Words by Sean Moeller, Illustration by Johnnie Cluney, Recording engineered by Ian Grimble and Richard Matthews of Communion Music at 2KHz, Crouch End, London
Some days, the only thing you hope for is a speedy progression. You want a get-along. You'd just like to see the minutes tick away at an extraordinary pace, or just at the pace that you're demanding. You'd like nothing more than an accelerated or abbreviated to-do list. You'd just like to get back to the important stuff, rather than earning a paycheck to make the rent and the groceries this month, again, just like all those previous months. All that you'd like to get to is that comfort zone of nipping on that bottle of bourbon or sharing a bottle of wine on the couch with that person you're in love with. The daydreams that you have don't make you an alcoholic, but when the punching out time comes, you rush to have that first relaxing glass, to settle into that place that's all your own.

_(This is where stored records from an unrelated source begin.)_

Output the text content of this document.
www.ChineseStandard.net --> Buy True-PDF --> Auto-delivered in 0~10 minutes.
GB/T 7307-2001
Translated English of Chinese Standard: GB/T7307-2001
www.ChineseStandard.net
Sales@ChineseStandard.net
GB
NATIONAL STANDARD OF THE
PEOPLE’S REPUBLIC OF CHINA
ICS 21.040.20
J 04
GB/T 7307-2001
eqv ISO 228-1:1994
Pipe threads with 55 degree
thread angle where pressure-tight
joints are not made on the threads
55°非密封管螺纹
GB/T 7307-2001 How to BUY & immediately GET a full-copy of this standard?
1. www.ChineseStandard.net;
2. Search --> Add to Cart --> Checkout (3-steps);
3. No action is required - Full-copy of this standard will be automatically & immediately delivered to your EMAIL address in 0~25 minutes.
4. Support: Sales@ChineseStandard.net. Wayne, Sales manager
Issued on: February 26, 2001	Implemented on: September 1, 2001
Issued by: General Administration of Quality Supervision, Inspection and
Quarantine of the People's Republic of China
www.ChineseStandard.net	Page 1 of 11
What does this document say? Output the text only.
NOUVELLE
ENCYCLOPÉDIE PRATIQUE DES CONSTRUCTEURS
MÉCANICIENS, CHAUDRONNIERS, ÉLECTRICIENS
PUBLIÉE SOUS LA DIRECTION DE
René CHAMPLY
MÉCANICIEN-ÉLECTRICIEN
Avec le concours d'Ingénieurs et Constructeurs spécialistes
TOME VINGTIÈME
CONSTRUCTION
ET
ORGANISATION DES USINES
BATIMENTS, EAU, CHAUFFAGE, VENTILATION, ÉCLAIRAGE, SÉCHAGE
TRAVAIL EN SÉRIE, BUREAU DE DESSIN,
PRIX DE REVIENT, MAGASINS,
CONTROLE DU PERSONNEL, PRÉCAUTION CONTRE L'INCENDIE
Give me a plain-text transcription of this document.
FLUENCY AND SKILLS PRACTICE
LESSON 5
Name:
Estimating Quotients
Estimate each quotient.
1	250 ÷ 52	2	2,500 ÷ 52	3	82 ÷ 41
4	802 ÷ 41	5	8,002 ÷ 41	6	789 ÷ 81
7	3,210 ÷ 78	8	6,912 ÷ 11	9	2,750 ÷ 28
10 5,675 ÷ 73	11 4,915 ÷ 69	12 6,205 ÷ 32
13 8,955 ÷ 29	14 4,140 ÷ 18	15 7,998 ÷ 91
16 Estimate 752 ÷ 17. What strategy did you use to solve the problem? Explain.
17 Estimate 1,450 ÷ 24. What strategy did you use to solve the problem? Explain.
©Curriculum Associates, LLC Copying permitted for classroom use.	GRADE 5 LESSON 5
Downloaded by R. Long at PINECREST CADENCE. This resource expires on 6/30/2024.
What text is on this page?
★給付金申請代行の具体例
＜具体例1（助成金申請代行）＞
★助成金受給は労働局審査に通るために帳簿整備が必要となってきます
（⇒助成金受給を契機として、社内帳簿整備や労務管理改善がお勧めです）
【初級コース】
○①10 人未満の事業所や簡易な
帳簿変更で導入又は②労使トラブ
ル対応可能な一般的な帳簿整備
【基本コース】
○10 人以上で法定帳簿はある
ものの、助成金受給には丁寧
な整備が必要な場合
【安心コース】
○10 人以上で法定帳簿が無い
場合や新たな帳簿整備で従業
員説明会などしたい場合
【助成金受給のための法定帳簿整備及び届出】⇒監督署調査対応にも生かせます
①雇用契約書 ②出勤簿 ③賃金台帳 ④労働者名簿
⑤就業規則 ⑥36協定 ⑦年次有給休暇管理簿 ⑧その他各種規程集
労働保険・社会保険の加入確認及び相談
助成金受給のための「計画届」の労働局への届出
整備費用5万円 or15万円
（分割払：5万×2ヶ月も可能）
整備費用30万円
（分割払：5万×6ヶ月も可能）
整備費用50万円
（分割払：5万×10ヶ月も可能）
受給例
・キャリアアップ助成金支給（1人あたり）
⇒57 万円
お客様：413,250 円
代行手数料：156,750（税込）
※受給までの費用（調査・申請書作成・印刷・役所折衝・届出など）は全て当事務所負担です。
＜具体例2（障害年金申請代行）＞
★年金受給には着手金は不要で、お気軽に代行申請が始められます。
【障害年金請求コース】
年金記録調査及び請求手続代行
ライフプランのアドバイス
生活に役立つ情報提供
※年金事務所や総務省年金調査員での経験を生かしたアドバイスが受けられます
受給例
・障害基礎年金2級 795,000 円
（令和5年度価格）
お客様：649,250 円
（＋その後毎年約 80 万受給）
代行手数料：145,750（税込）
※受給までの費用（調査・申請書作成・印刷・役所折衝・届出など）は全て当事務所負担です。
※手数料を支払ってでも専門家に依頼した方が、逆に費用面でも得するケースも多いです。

The Keston Cobblers Club is the band that you'd want to share these hours and their moments with, as you're able to slide back into the solitude that you missed all day long. It's your own and you're back to finally being able to hear yourself think again. It's a wonderful feeling - to properly ingest, imbibe and digest words, sounds, emotions and looks. It's when you're able to parse through all the silly games that you had to deal with during those tough daytime hours. None of them mattered. All that matters are those tender moments when it's just skin-to-skin and cheek-to-cheek with the person that makes you red, that makes you beam, that makes your forehead glisten with nervousness. Even when you think you know them as well as you possibly could, they'll do something that reminds you that they're to be watched, that they're as unpredictable as they ever were and it's electrifying. You drink more because you're happy, not because you're depressed. You finish that bottle with him or her and you silently open a second and this just goes on.
There are hearts of gold and there are hearts of stone in people, the Keston Cobblers Club reminds us, but when they go swimming, the bodies that hold them in-place keep them all afloat. You'd never know which body held which until you dug in a little, until you shared some of these after-hours nights, some of those bottles. It's only then when you'd be able to safely say if you wasted your time or if there was a purpose.